No playoffs: Penguins denied berth in FCS postseason


story tease

By Joe Scalzo

scalzo@vindy.com

YOUNGSTOWN

For the first time since 2006, the Youngstown State football team finished a season with seven Division I wins.

It needed eight.

Less than 24 hours after a dominating win over Indiana State, the Penguins (7-4, 4-4 Missouri Valley) extended their FCS playoff drought to six seasons when they were passed over for one of the 10 at-large spots.

Appalachian State athletic director Charlie Cobb, the chairman of an 11-person selection committee that included YSU athletic director Ron Strollo, said the group considered 26 teams for at-large bids, with MVFC member South Dakota State (8-3) and Big South co-champion Stony Brook (9-2) snagging the final two.

MVFC champion North Dakota State, the defending national champions, got the No. 1 overall seed and conference member Illinois State also got an at-large bid. But the nation’s top-rated conference will only have three playoff teams, the same number as the Big Sky (No. 2 in the Gridiron Power Index) and the Colonial Athletic Association (No. 6).

YSU’s fate was sealed with an 0-4 record in October that included road losses to NDSU (48-7), Illinois State (35-28) and SDSU (41-28) and a home loss to Southern Illinois (38-21). The ISU loss was particularly damaging since the Penguins led 28-7.

While the Penguins’ resume featured a win over Big East member Pitt, their 4-4 record left them sixth in the conference standings.

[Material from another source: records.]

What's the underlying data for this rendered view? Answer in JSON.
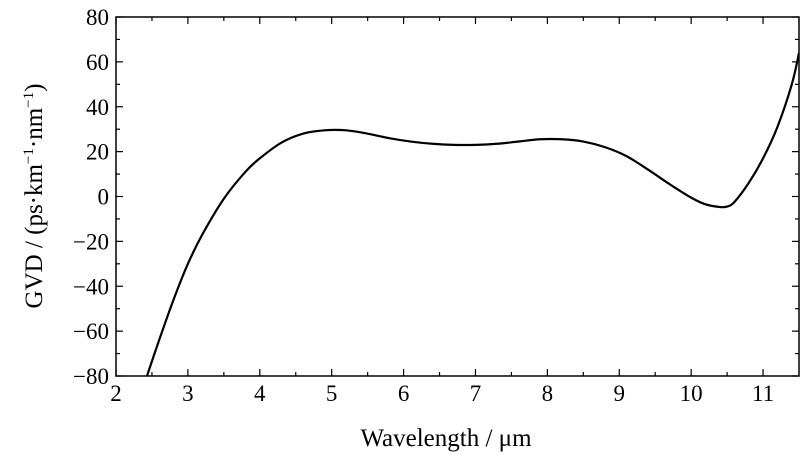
{
  "chart_data": {
    "type": "line",
    "title": "",
    "xlabel": "Wavelength / μm",
    "ylabel": {
      "prefix": "GVD / (ps·km",
      "sup1": "−1",
      "mid": "·nm",
      "sup2": "−1",
      "suffix": ")"
    },
    "xlim": [
      2,
      11.5
    ],
    "ylim": [
      -80,
      80
    ],
    "x_ticks": [
      2,
      3,
      4,
      5,
      6,
      7,
      8,
      9,
      10,
      11
    ],
    "x_tick_labels": [
      "2",
      "3",
      "4",
      "5",
      "6",
      "7",
      "8",
      "9",
      "10",
      "11"
    ],
    "y_ticks": [
      -80,
      -60,
      -40,
      -20,
      0,
      20,
      40,
      60,
      80
    ],
    "y_tick_labels": [
      "−80",
      "−60",
      "−40",
      "−20",
      "0",
      "20",
      "40",
      "60",
      "80"
    ],
    "grid": false,
    "legend": "none",
    "line_color": "#000000",
    "series": [
      {
        "x": [
          2.42,
          2.6,
          2.8,
          3.0,
          3.2,
          3.5,
          3.8,
          4.0,
          4.3,
          4.6,
          4.9,
          5.2,
          5.5,
          5.8,
          6.1,
          6.4,
          6.7,
          7.0,
          7.3,
          7.6,
          7.9,
          8.2,
          8.5,
          8.8,
          9.1,
          9.4,
          9.7,
          10.0,
          10.2,
          10.4,
          10.5,
          10.6,
          10.8,
          11.0,
          11.2,
          11.4,
          11.5
        ],
        "y": [
          -81,
          -64,
          -46,
          -30,
          -17,
          -1,
          11,
          17,
          24,
          28,
          29.5,
          29.5,
          28,
          26,
          24.5,
          23.5,
          23,
          23,
          23.5,
          24.5,
          25.5,
          25.5,
          24.5,
          22,
          18,
          12,
          5.5,
          -0.5,
          -3.5,
          -4.7,
          -4.5,
          -2.5,
          6,
          17,
          31,
          50,
          64
        ]
      }
    ]
  }
}
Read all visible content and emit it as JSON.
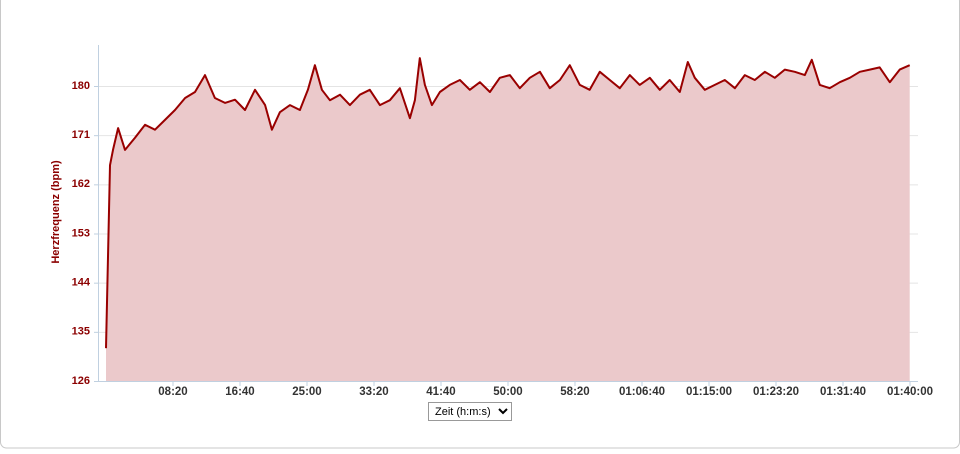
{
  "chart_data": {
    "type": "area",
    "y_label": "Herzfrequenz (bpm)",
    "x_label": "Zeit (h:m:s)",
    "color": "#990000",
    "fill_color": "#ebc9cb",
    "grid": true,
    "ylim": [
      126,
      188
    ],
    "yticks": [
      126,
      135,
      144,
      153,
      162,
      171,
      180
    ],
    "xlim": [
      0,
      6000
    ],
    "xticks": [
      {
        "value": 500,
        "label": "08:20"
      },
      {
        "value": 1000,
        "label": "16:40"
      },
      {
        "value": 1500,
        "label": "25:00"
      },
      {
        "value": 2000,
        "label": "33:20"
      },
      {
        "value": 2500,
        "label": "41:40"
      },
      {
        "value": 3000,
        "label": "50:00"
      },
      {
        "value": 3500,
        "label": "58:20"
      },
      {
        "value": 4000,
        "label": "01:06:40"
      },
      {
        "value": 4500,
        "label": "01:15:00"
      },
      {
        "value": 5000,
        "label": "01:23:20"
      },
      {
        "value": 5500,
        "label": "01:31:40"
      },
      {
        "value": 6000,
        "label": "01:40:00"
      }
    ],
    "x": [
      0,
      30,
      52,
      90,
      142,
      216,
      291,
      366,
      440,
      515,
      590,
      664,
      739,
      813,
      888,
      963,
      1037,
      1112,
      1187,
      1238,
      1298,
      1373,
      1447,
      1507,
      1559,
      1611,
      1671,
      1746,
      1820,
      1895,
      1969,
      2044,
      2119,
      2193,
      2268,
      2305,
      2342,
      2380,
      2432,
      2492,
      2566,
      2641,
      2715,
      2790,
      2865,
      2939,
      3014,
      3088,
      3163,
      3238,
      3312,
      3387,
      3461,
      3536,
      3610,
      3685,
      3760,
      3834,
      3909,
      3983,
      4058,
      4133,
      4207,
      4282,
      4342,
      4394,
      4469,
      4543,
      4618,
      4693,
      4767,
      4842,
      4917,
      4991,
      5066,
      5140,
      5215,
      5267,
      5327,
      5401,
      5476,
      5551,
      5625,
      5700,
      5774,
      5849,
      5923,
      5998
    ],
    "values": [
      132,
      165.5,
      168.3,
      172.3,
      168.3,
      170.5,
      172.9,
      172,
      173.8,
      175.6,
      177.8,
      178.9,
      182,
      177.8,
      176.9,
      177.5,
      175.6,
      179.3,
      176.5,
      172,
      175.2,
      176.5,
      175.6,
      179.3,
      183.8,
      179.3,
      177.4,
      178.4,
      176.5,
      178.4,
      179.3,
      176.5,
      177.4,
      179.6,
      174.1,
      177.4,
      185.1,
      180.2,
      176.5,
      178.9,
      180.2,
      181.1,
      179.3,
      180.7,
      178.9,
      181.5,
      182,
      179.6,
      181.5,
      182.6,
      179.6,
      181.1,
      183.8,
      180.2,
      179.3,
      182.6,
      181.1,
      179.6,
      182,
      180.2,
      181.5,
      179.3,
      181.1,
      178.9,
      184.4,
      181.5,
      179.3,
      180.2,
      181.1,
      179.6,
      182,
      181.1,
      182.6,
      181.5,
      183,
      182.6,
      182,
      184.8,
      180.2,
      179.6,
      180.7,
      181.5,
      182.6,
      183,
      183.4,
      180.7,
      183,
      183.8
    ]
  }
}
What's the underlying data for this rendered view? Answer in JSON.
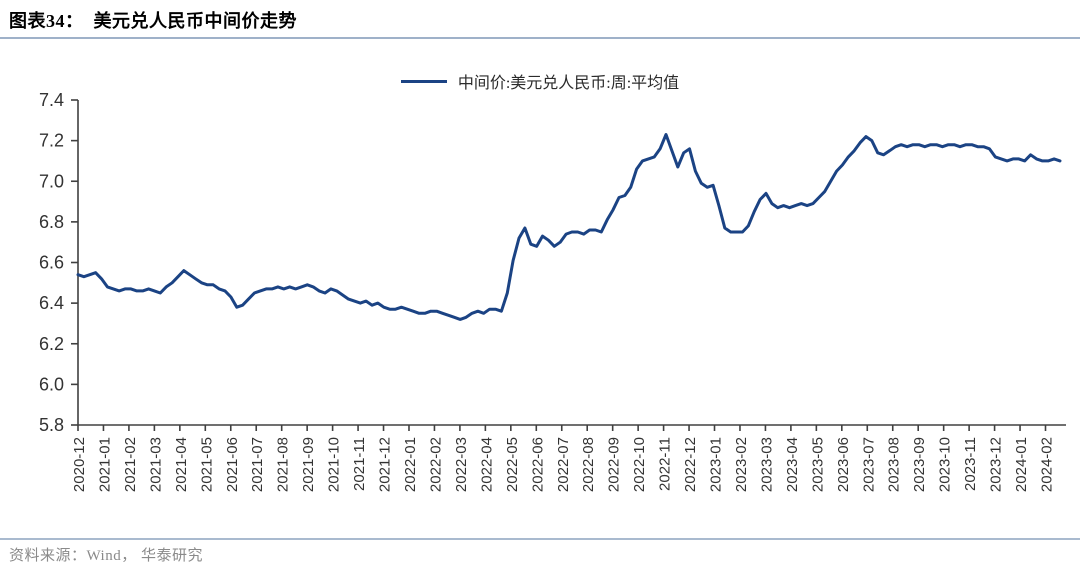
{
  "figure": {
    "source_note": "资料来源：Wind， 华泰研究"
  },
  "chart_data": {
    "type": "line",
    "title": "图表34：  美元兑人民币中间价走势",
    "xlabel": "",
    "ylabel": "",
    "ylim": [
      5.8,
      7.4
    ],
    "grid": false,
    "legend_position": "top-center",
    "y_ticks": [
      "7.4",
      "7.2",
      "7.0",
      "6.8",
      "6.6",
      "6.4",
      "6.2",
      "6.0",
      "5.8"
    ],
    "x_tick_labels": [
      "2020-12",
      "2021-01",
      "2021-02",
      "2021-03",
      "2021-04",
      "2021-05",
      "2021-06",
      "2021-07",
      "2021-08",
      "2021-09",
      "2021-10",
      "2021-11",
      "2021-12",
      "2022-01",
      "2022-02",
      "2022-03",
      "2022-04",
      "2022-05",
      "2022-06",
      "2022-07",
      "2022-08",
      "2022-09",
      "2022-10",
      "2022-11",
      "2022-12",
      "2023-01",
      "2023-02",
      "2023-03",
      "2023-04",
      "2023-05",
      "2023-06",
      "2023-07",
      "2023-08",
      "2023-09",
      "2023-10",
      "2023-11",
      "2023-12",
      "2024-01",
      "2024-02"
    ],
    "series": [
      {
        "name": "中间价:美元兑人民币:周:平均值",
        "frequency": "weekly",
        "values": [
          6.54,
          6.53,
          6.54,
          6.55,
          6.52,
          6.48,
          6.47,
          6.46,
          6.47,
          6.47,
          6.46,
          6.46,
          6.47,
          6.46,
          6.45,
          6.48,
          6.5,
          6.53,
          6.56,
          6.54,
          6.52,
          6.5,
          6.49,
          6.49,
          6.47,
          6.46,
          6.43,
          6.38,
          6.39,
          6.42,
          6.45,
          6.46,
          6.47,
          6.47,
          6.48,
          6.47,
          6.48,
          6.47,
          6.48,
          6.49,
          6.48,
          6.46,
          6.45,
          6.47,
          6.46,
          6.44,
          6.42,
          6.41,
          6.4,
          6.41,
          6.39,
          6.4,
          6.38,
          6.37,
          6.37,
          6.38,
          6.37,
          6.36,
          6.35,
          6.35,
          6.36,
          6.36,
          6.35,
          6.34,
          6.33,
          6.32,
          6.33,
          6.35,
          6.36,
          6.35,
          6.37,
          6.37,
          6.36,
          6.45,
          6.61,
          6.72,
          6.77,
          6.69,
          6.68,
          6.73,
          6.71,
          6.68,
          6.7,
          6.74,
          6.75,
          6.75,
          6.74,
          6.76,
          6.76,
          6.75,
          6.81,
          6.86,
          6.92,
          6.93,
          6.97,
          7.06,
          7.1,
          7.11,
          7.12,
          7.16,
          7.23,
          7.15,
          7.07,
          7.14,
          7.16,
          7.05,
          6.99,
          6.97,
          6.98,
          6.88,
          6.77,
          6.75,
          6.75,
          6.75,
          6.78,
          6.85,
          6.91,
          6.94,
          6.89,
          6.87,
          6.88,
          6.87,
          6.88,
          6.89,
          6.88,
          6.89,
          6.92,
          6.95,
          7.0,
          7.05,
          7.08,
          7.12,
          7.15,
          7.19,
          7.22,
          7.2,
          7.14,
          7.13,
          7.15,
          7.17,
          7.18,
          7.17,
          7.18,
          7.18,
          7.17,
          7.18,
          7.18,
          7.17,
          7.18,
          7.18,
          7.17,
          7.18,
          7.18,
          7.17,
          7.17,
          7.16,
          7.12,
          7.11,
          7.1,
          7.11,
          7.11,
          7.1,
          7.13,
          7.11,
          7.1,
          7.1,
          7.11,
          7.1
        ]
      }
    ],
    "legend": [
      "中间价:美元兑人民币:周:平均值"
    ],
    "colors": {
      "line": "#1b4384",
      "axis": "#404040",
      "tick_text": "#333333",
      "title_text": "#000000",
      "divider": "#9fb1c9",
      "source_text": "#8a8a8a"
    }
  }
}
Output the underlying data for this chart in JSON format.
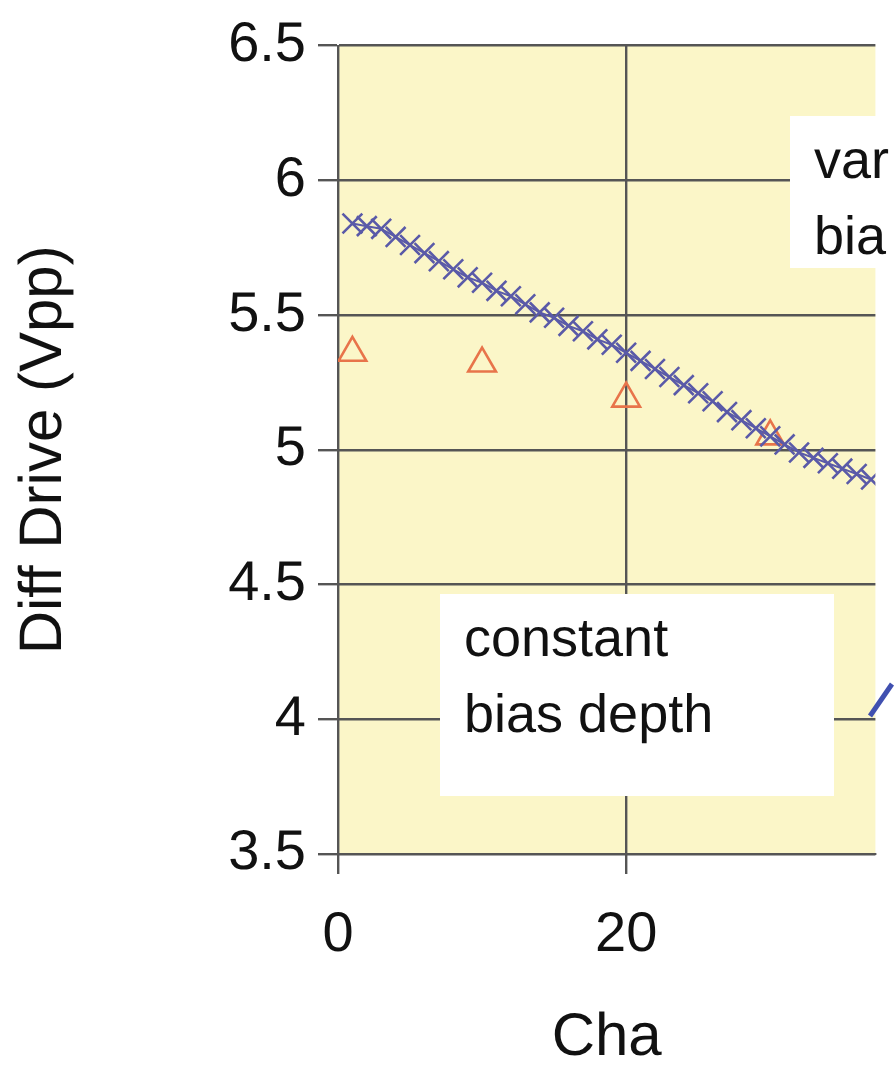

YSU was also hurt by a lack of quality wins. Three of their four conference victories came against teams with losing records (Northern Iowa, South Dakota and Western Illinois) and two other wins came against partial-scholarship Albany and non-scholarship Valparaiso.

Before the season, YSU coach Eric Wolford said anything short of the playoffs would be a failure. He didn’t back down from that after Saturday’s game.

“I base success here on the standard, and I’ve said from Day 1 the standard here is the playoffs and championships,” he said.

Since Jim Tressel left after the 2000 season, the Penguins have fallen short of that standard 11 times. Wolford and his staff now have nine months to figure out how to avoid No. 12.